Regarding to the mask IRs for SVE/AVX-512, it's ok for me to reuse most of the existing IRs both for SVE/AVX-512 and other platforms. I agree that it can work well by defining different types for different platforms (i.e. `TypeVectMask` for SVE/AVX-512 while `TypeVect` for others). The benefit is that it doesn't need to add more new IRs. And the compiler can define the right register for vector mask according to its bottom type. So some mask related IRs (`VectorLoadMask, VectorMaskCmp, VectorMaskCast`) can be reused.

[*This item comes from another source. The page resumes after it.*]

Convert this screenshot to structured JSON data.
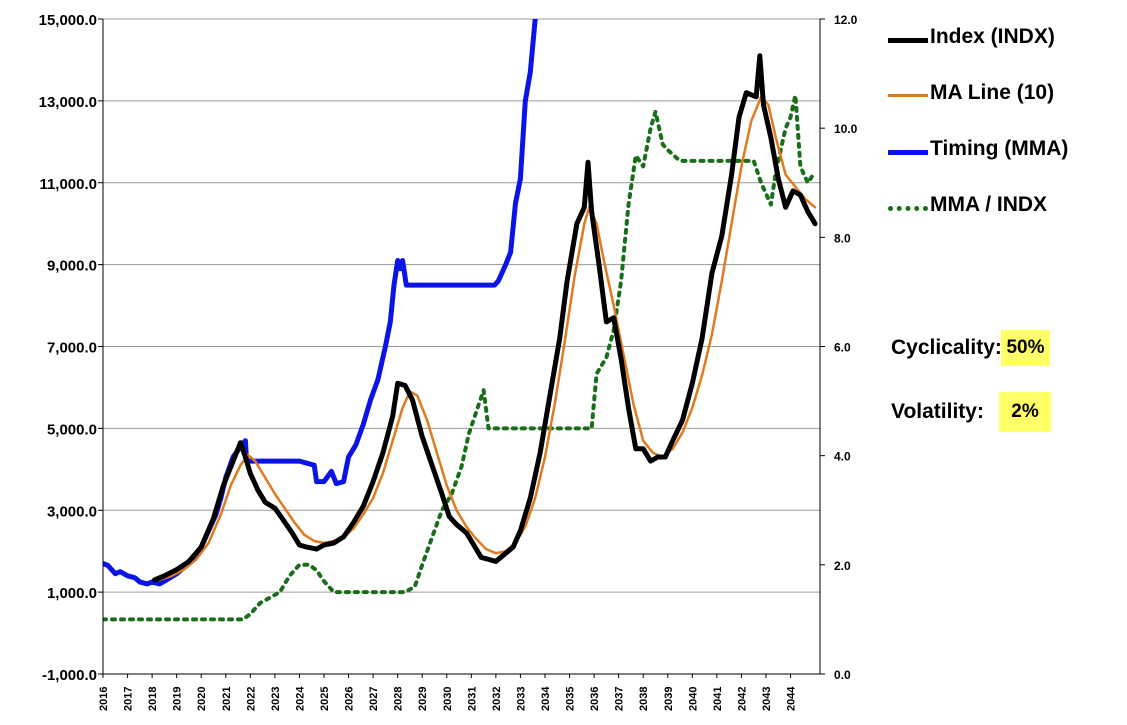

However, to separate the vector and vector mask operations for SVE/AVX-512, we think it's better to define new IRs for vector mask for nodes that could be both vector and vector mask like (AndV/OrV/XorV/Replicate). So the following new IRs will be added for mask：

AndVMask, OrVMask, XorVMask, MaskAll

These IRs can also be used for other platforms that do not support predicate features.

Further more, considering the performance of vector mask loading/storing with SVE, the following optimizations are also needed:

   fromArray:  LoadVector + VectorLoadMask    ==>   LoadVectorMask     (load + type extending)                     
   intoArray:  VectorStoreMask + StoreVector   ==>   StoreVectorMask     (type narrowing + store)

Does this solution make sense to you? Any feedback from you are helpful and welcome, and hope we can have a conclusion for the mask IR definition part. Thanks so much!

Best Regards,
Xiaohong

-------------

PR: https://git.openjdk.java.net/panama-vector/pull/78